Community Conundrum 25:Feature Visualization is now live! Read More

Trigger a scenario when a file arrives

Level 3
Trigger a scenario when a file arrives

We want to trigger a scoring scenario when a file arrives to a directory in the Dataiku server. Any ideas on how to achieve that? Thanks

3 Replies
Dataiker
Dataiker

UPDATE: A built-in DSS solution is described in an answer below

 

Hi @Turribeach ,

It can be done using a Custom scenario trigger:

Screenshot 2020-06-24 at 22.21.17.png

 

In this case, you can control when your scenario is triggered using the python API.
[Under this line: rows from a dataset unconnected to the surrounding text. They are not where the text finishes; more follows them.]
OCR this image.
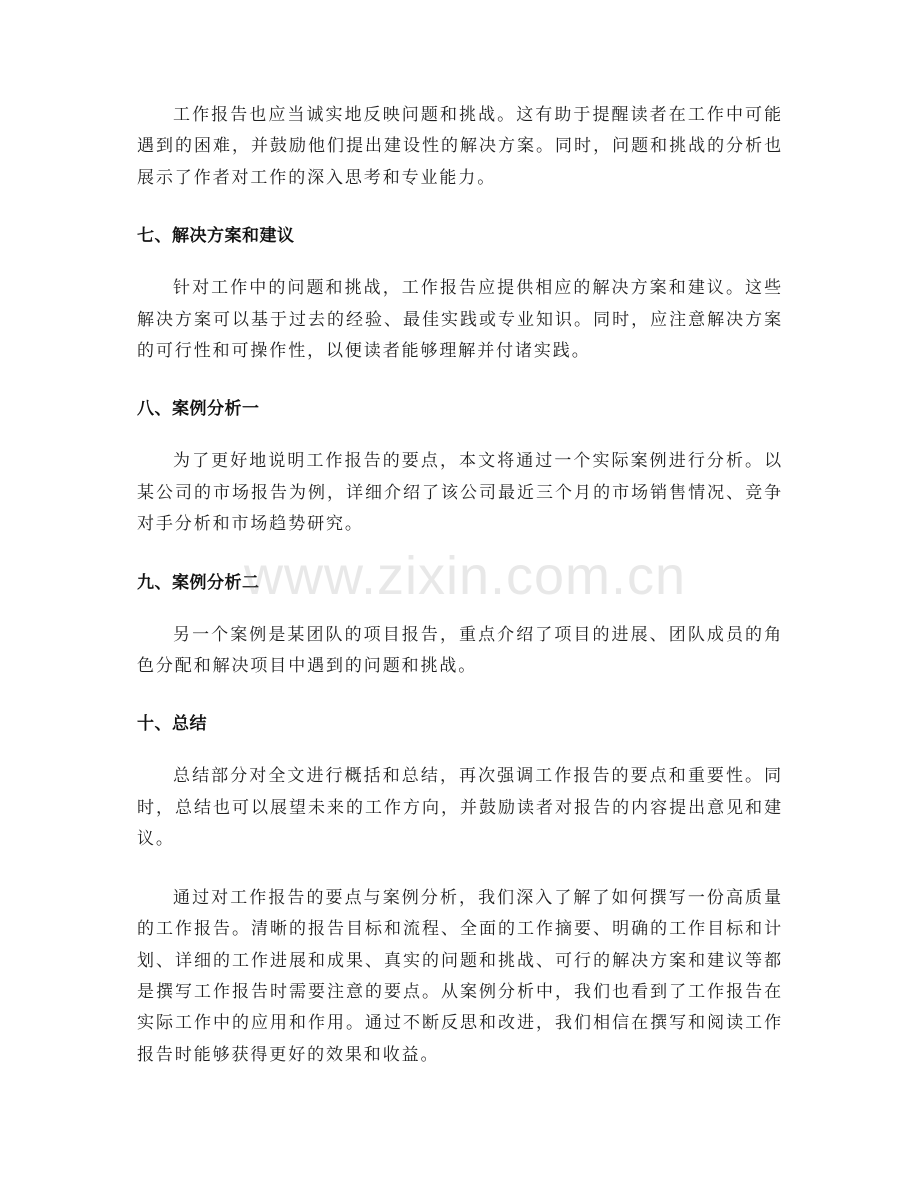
工作报告也应当诚实地反映问题和挑战。这有助于提醒读者在工作中可能遇到的困难，并鼓励他们提出建设性的解决方案。同时，问题和挑战的分析也展示了作者对工作的深入思考和专业能力。

七、解决方案和建议

针对工作中的问题和挑战，工作报告应提供相应的解决方案和建议。这些解决方案可以基于过去的经验、最佳实践或专业知识。同时，应注意解决方案的可行性和可操作性，以便读者能够理解并付诸实践。

八、案例分析一

为了更好地说明工作报告的要点，本文将通过一个实际案例进行分析。以某公司的市场报告为例，详细介绍了该公司最近三个月的市场销售情况、竞争对手分析和市场趋势研究。

九、案例分析二

另一个案例是某团队的项目报告，重点介绍了项目的进展、团队成员的角色分配和解决项目中遇到的问题和挑战。

十、总结

总结部分对全文进行概括和总结，再次强调工作报告的要点和重要性。同时，总结也可以展望未来的工作方向，并鼓励读者对报告的内容提出意见和建议。

通过对工作报告的要点与案例分析，我们深入了解了如何撰写一份高质量的工作报告。清晰的报告目标和流程、全面的工作摘要、明确的工作目标和计划、详细的工作进展和成果、真实的问题和挑战、可行的解决方案和建议等都是撰写工作报告时需要注意的要点。从案例分析中，我们也看到了工作报告在实际工作中的应用和作用。通过不断反思和改进，我们相信在撰写和阅读工作报告时能够获得更好的效果和收益。

www.zixin.com.cn
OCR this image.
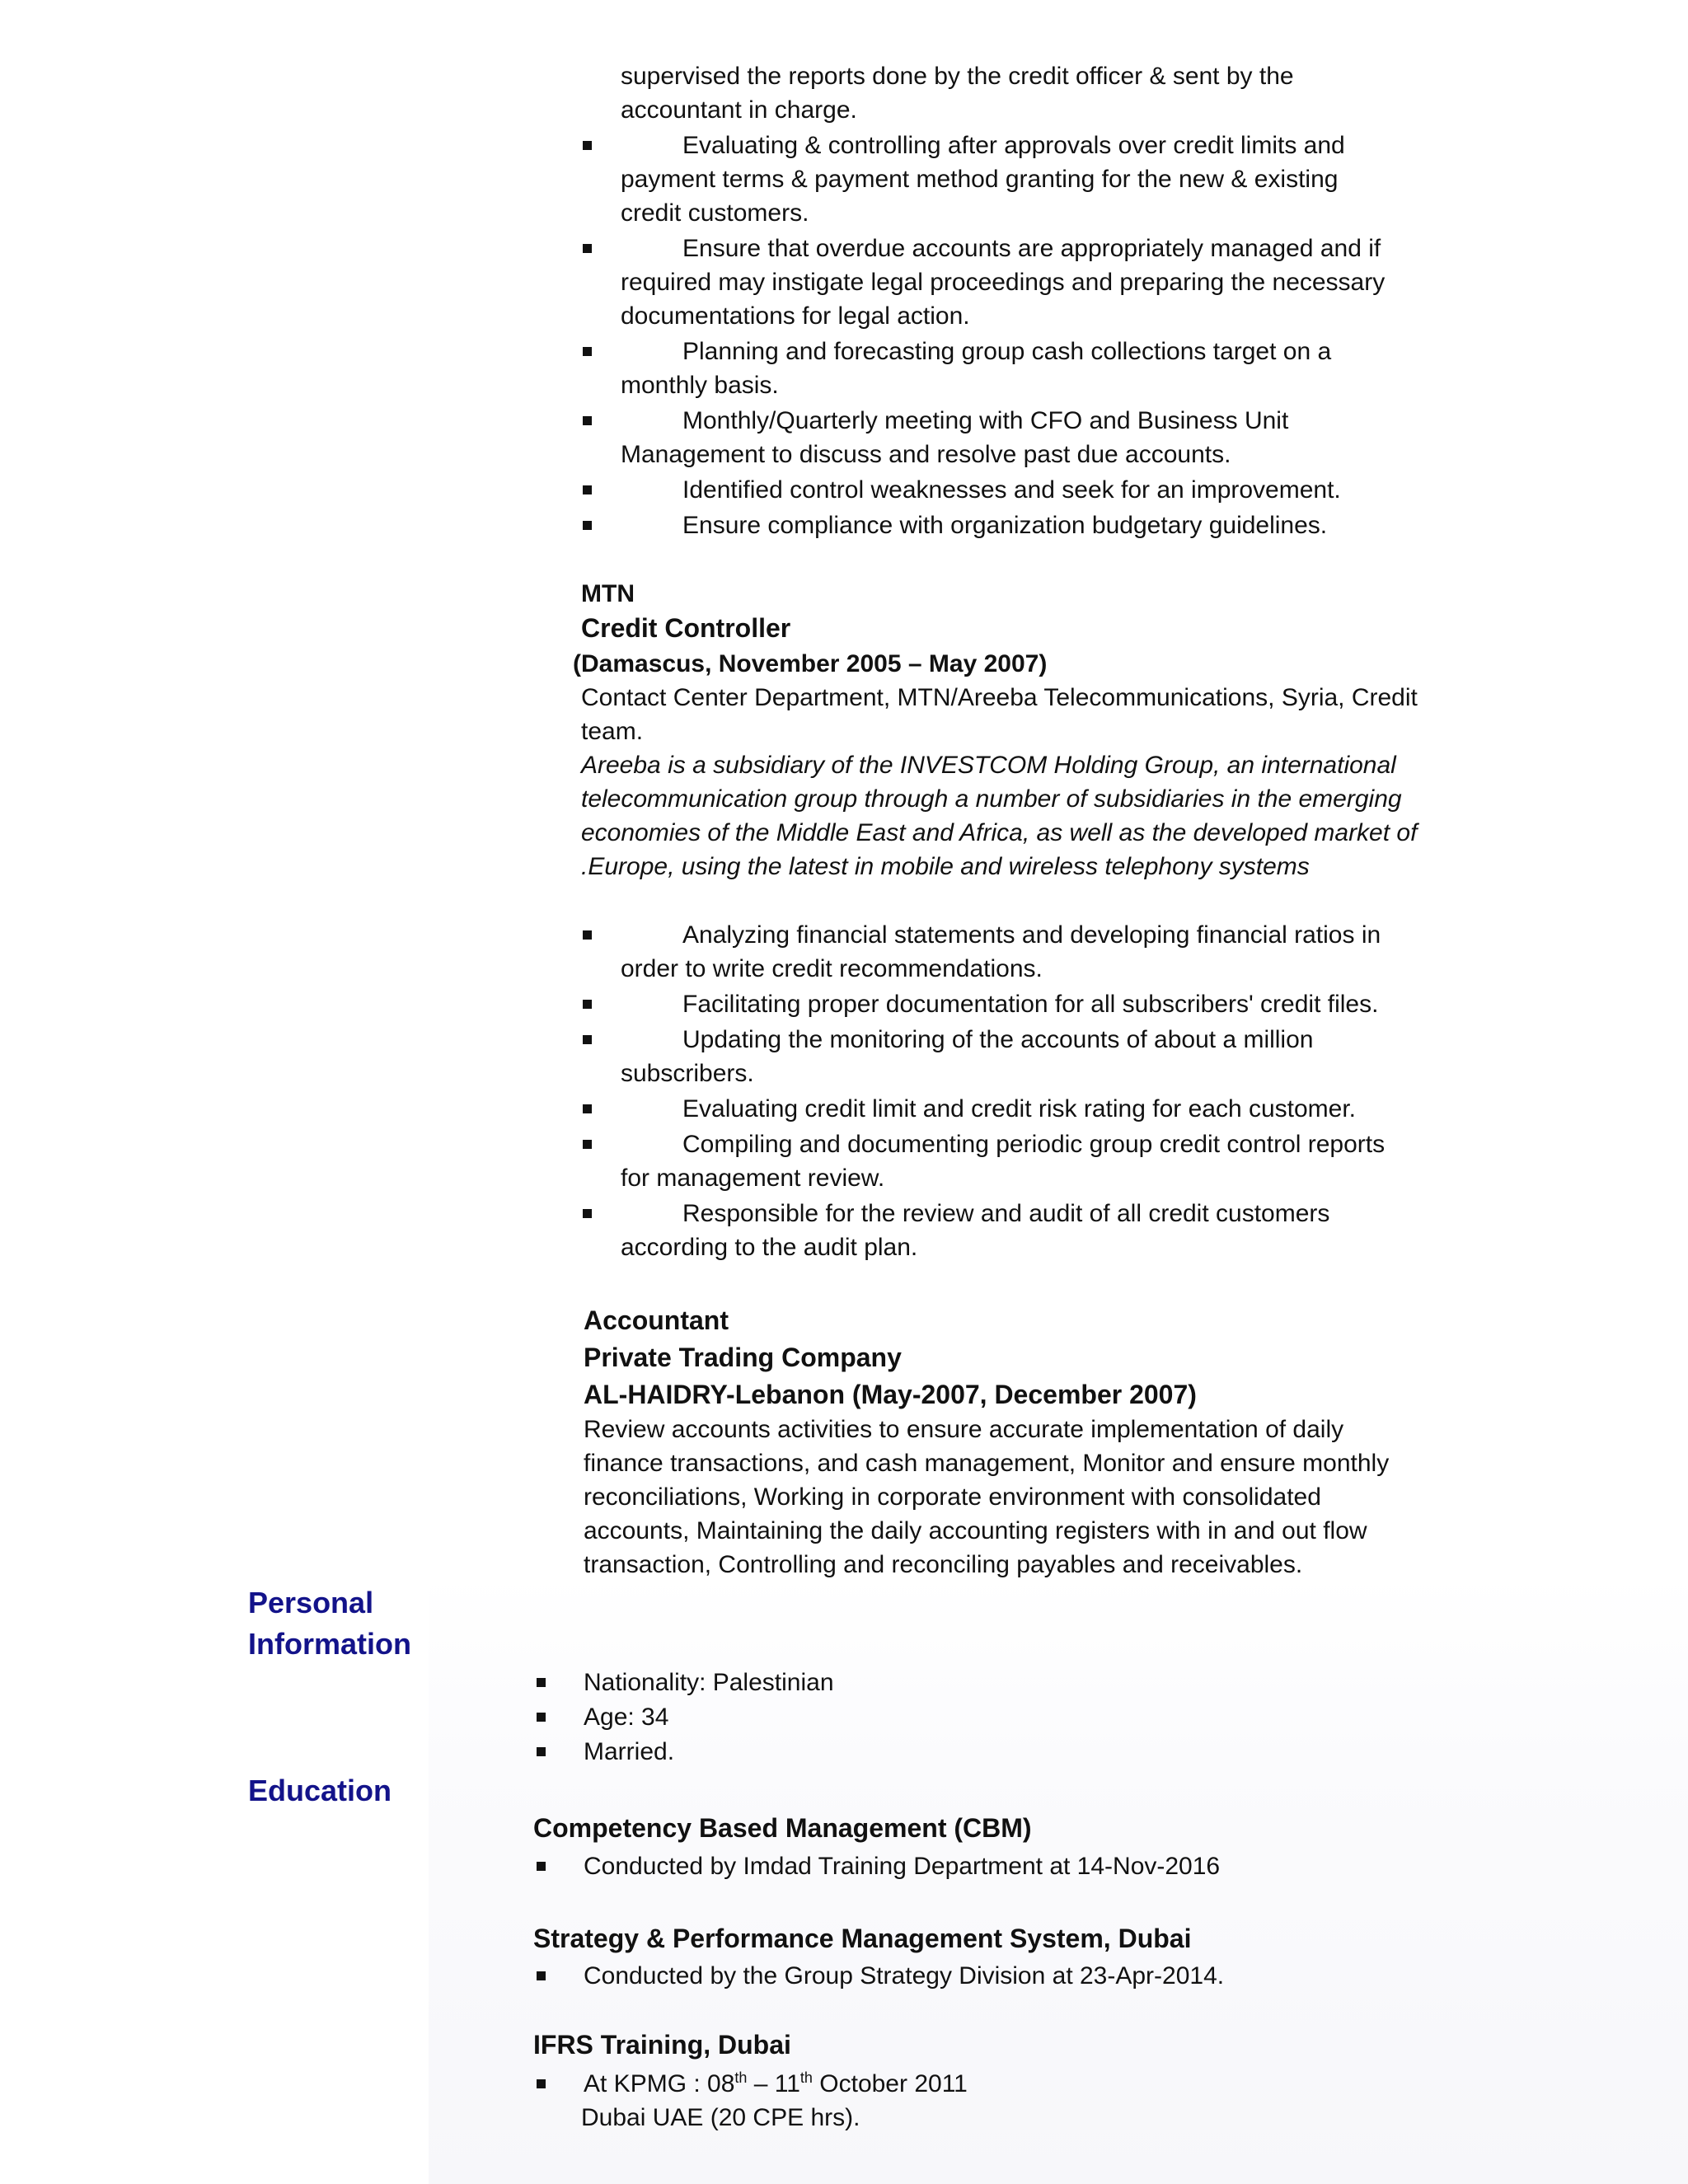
supervised the reports done by the credit officer & sent by the
accountant in charge.
Evaluating & controlling after approvals over credit limits and
payment terms & payment method granting for the new & existing
credit customers.
Ensure that overdue accounts are appropriately managed and if
required may instigate legal proceedings and preparing the necessary
documentations for legal action.
Planning and forecasting group cash collections target on a
monthly basis.
Monthly/Quarterly meeting with CFO and Business Unit
Management to discuss and resolve past due accounts.
Identified control weaknesses and seek for an improvement.
Ensure compliance with organization budgetary guidelines.
MTN
Credit Controller
(Damascus, November 2005 – May 2007)
Contact Center Department, MTN/Areeba Telecommunications, Syria, Credit
team.
Areeba is a subsidiary of the INVESTCOM Holding Group, an international
telecommunication group through a number of subsidiaries in the emerging
economies of the Middle East and Africa, as well as the developed market of
.Europe, using the latest in mobile and wireless telephony systems
Analyzing financial statements and developing financial ratios in
order to write credit recommendations.
Facilitating proper documentation for all subscribers' credit files.
Updating the monitoring of the accounts of about a million
subscribers.
Evaluating credit limit and credit risk rating for each customer.
Compiling and documenting periodic group credit control reports
for management review.
Responsible for the review and audit of all credit customers
according to the audit plan.
Accountant
Private Trading Company
AL-HAIDRY-Lebanon (May-2007, December 2007)
Review accounts activities to ensure accurate implementation of daily
finance transactions, and cash management, Monitor and ensure monthly
reconciliations, Working in corporate environment with consolidated
accounts, Maintaining the daily accounting registers with in and out flow
transaction, Controlling and reconciling payables and receivables.
Personal
Information
Nationality: Palestinian
Age: 34
Married.
Education
Competency Based Management (CBM)
Conducted by Imdad Training Department at 14-Nov-2016
Strategy & Performance Management System, Dubai
Conducted by the Group Strategy Division at 23-Apr-2014.
IFRS Training, Dubai
At KPMG : 08th – 11th October 2011
Dubai UAE (20 CPE hrs).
If the directory you're monitoring is a Dataiku managed folder, then you may use the following API to list its content (otherwise just use plain python and provide a path yourself):

https://doc.dataiku.com/dss/latest/python-api/managed_folders.html

Then, once the list of files is retrieved you can store it in a project variable (it may be also convenient to store a hash of concatenated file names, not the whole list).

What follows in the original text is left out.